“I always used to carry a gun. Nowadays I’m afraid to. It’s getting too dangerous. You can’t tell who’s a bandit. Some one comes riding up to you, looking like any other peon, and just as he reaches you, his blanket slides off his shoulder and you’re looking into the muzzle of a six-shooter. Like as not, too, he’s got some pal covering you from the brush. If you’re armed, they’re likely to make it a sure thing by shooting you first and robbing you afterward. So, when I hit the interior nowadays, I just take a bottle of tequila. When I meet a bandit, I show him I haven’t anything worth taking, and offer him a drink, and that ends it.”

Quoth another, a mining man from Durango:

“You see, there’s good bandits and bad bandits. Lots of ’em are chaps as can’t make a living no other way. And some’s just kids that think it’s smart, and do it because it’s so easy. Take Trinidad, down below Rosario. Just a youngster, but he’s got the police buffaloed. Rides into town in broad daylight and covers the barber with a Colt while he gets shaved. Shoots up a dance-hall now and then, but don’t do much real harm.

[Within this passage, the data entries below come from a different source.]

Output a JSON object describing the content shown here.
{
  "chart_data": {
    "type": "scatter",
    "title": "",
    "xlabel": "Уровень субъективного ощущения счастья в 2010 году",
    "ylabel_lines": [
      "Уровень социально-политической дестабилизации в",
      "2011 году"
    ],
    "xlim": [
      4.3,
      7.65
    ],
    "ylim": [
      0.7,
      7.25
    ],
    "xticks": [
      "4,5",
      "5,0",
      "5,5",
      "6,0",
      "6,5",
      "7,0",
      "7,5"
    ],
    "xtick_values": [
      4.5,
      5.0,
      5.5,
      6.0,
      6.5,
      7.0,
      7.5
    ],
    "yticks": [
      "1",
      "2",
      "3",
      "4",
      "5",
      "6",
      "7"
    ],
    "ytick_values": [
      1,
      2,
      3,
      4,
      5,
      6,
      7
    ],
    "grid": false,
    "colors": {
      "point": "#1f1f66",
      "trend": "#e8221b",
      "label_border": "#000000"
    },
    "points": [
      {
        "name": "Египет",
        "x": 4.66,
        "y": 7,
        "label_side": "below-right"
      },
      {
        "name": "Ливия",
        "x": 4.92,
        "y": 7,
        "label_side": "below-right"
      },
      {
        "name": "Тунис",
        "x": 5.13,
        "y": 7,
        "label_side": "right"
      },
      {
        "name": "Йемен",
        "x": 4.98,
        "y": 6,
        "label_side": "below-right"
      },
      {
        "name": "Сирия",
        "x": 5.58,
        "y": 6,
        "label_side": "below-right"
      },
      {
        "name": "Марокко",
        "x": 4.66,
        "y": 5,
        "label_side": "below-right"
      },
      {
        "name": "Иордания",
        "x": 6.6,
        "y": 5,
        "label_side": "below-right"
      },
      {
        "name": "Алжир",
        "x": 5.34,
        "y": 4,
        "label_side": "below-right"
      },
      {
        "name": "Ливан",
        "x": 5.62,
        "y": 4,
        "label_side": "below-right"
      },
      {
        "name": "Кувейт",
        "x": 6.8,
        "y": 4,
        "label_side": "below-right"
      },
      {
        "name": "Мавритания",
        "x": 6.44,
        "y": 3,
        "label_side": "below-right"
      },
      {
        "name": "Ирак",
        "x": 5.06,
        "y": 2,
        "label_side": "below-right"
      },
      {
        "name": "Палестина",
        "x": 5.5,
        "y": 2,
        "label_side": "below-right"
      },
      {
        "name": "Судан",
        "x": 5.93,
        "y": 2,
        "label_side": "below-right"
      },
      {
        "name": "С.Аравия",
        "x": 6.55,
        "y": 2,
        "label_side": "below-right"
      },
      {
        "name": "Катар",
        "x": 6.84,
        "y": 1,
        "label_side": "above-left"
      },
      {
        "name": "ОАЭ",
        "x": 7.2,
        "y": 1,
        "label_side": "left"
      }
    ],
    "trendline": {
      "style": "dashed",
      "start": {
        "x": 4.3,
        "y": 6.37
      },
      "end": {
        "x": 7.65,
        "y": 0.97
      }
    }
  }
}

“Only trouble with Trini is that he likes women. He come down from the hills one day with five of his gang, going to Rosario for something or other, and on the way he seen a fifteen-year-old girl—daughter of some rancher. Says he to the father, ‘I’ll stop to-morrow and take her along home with me.’ Well, the father wasn’t thrilled at having Trini for a son-in-law, especially so informal-like, so he sent to town for protection, and got a couple of dozen soldiers. They was all asleep in the shade next afternoon, when Trini gallops up, swings the girl on his saddle—most of these country kids think it’s kind of romantic to be taken away like that—and off he goes with her. The soldiers chased him, of course, but he held them off in a mountain pass ’til dark, and got away with her.

“That’s the way things are these days. I’m still trying to run my mine up in Durango, and I’m paying taxes to Carranza for protection, but I have to pay four different bandits to leave me alone. Even then, I got to ship my ore unsmelted for a hundred miles. If I sent out pure bullion, some other bandit would probably grab it.”

Quoth a third:

“There’s worse than Trini just north of here, up in Tepic. They were capturing people so often that a prominent banker up in Mazatlán was making a regular business of ransoming them. He went down one time with five thousand pesos to buy another fellow’s liberty, and the bandits grabbed him, and held him until his friends sent down five thousand pesos more. So anybody who gets caught now is out of luck. Those fellows have a nasty habit of cutting off your finger each week, and sending it up, all nicely preserved in a bottle of alcohol so it can be recognized, with a little reminder that unless the cash comes pretty soon, they’ll send the head.”

VI

So worthless were the federal troops that many Americans whom I met during my trip professed a preference for bandits.